Request an Annual Quote

This Week in Cancer Research: Jun 15, 2011


In Cancer Research this week, researchers in France say that formation of the eIF4F translation-initiation complex determines a patient's sensitivity to anti-cancer drugs, particularly those that target EGFR and HER2 receptors. Trastuzumab, cetuximab, and erlotinib all decrease the formation of the eIF4F complex in breast, colon, and head and neck cancer cells, respectively, the researchers write. Ectopic expression of eIF4F restores the trastuzumab-dependent defect in eIF4F formation, makes cells resistant to the decrease in cell proliferation mediated by trastuzumab, and makes breast cancer xenografts resistant to trastuzumab inhibition. "In breast tumor specimens, the level of eIF4E expression is associated with the therapeutic response to a trastuzumab-based regimen. Together, our findings suggest that formation of the eIF4F complex may be a critical determinant of the response to anticancer drugs that target HER2 and epidermal growth factor receptor," the authors add.

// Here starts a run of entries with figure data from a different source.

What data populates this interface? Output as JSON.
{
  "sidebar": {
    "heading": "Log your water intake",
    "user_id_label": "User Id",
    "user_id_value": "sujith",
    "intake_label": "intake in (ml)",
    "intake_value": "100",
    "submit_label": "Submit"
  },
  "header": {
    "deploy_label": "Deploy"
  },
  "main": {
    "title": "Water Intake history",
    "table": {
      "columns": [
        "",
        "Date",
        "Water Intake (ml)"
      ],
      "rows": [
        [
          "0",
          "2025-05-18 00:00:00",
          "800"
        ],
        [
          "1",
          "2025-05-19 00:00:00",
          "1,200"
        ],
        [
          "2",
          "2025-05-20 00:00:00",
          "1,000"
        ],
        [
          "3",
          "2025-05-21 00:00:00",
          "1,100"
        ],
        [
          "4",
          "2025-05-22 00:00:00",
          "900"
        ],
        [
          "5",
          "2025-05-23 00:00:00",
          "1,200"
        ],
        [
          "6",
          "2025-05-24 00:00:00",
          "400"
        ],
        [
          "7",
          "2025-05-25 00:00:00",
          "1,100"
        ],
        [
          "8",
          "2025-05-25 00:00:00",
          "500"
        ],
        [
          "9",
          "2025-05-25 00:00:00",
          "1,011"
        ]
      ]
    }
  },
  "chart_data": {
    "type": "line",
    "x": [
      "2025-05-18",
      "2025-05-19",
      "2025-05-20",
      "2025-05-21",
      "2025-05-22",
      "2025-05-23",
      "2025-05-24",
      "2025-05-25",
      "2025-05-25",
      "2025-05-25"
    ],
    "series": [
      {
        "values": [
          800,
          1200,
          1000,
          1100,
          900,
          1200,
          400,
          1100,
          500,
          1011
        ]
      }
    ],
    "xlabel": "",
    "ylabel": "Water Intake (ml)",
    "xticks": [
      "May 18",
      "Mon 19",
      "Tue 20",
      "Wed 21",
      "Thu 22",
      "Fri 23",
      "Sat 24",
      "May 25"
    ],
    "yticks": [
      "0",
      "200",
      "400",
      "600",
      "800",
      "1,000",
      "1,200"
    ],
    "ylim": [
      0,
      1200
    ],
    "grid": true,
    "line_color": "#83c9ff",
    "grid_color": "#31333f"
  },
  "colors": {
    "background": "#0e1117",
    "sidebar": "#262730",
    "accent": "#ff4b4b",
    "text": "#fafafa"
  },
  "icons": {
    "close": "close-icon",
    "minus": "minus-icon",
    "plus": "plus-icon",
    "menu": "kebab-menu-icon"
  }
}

Also in Cancer Research this week, researchers in Denmark and Italy say that MMSET — a SET domain–containing histone lysine methyltransferase — is highly expressed in neuroblastoma and is associated with aggressiveness in patients with the disease. The researchers found that the MMSET protein is positive in 75 percent of neuroblastomas they studied, and that its expression level was significantly associated with poor survival, negative prognosis, and metastatic disease. MMSET is also required for proliferation of neuroblastoma cells and brain-derived neural cells, suggesting that it supports proliferation of progenitor cells in neuroblastomagenesis by regulating their differentiation. "MMSET might be a strong candidate therapeutic target in a subset of neuroblastomas with unfavorable prognosis," they add.

And finally in Cancer Research this week, researchers in the US and Europe present findings from a study of a novel function of junctional adhesion molecule-C in mediating melanoma cell metastasis. The team generated mice with inactivation of JAM-C, and found that they displayed significantly decreased B16 melanoma cell metastasis to the lung. Treatment of mice with soluble JAM-C prevented melanoma lung metastasis, the authors add, suggesting JAM-C could represent a novel therapeutic target for melanoma metastasis.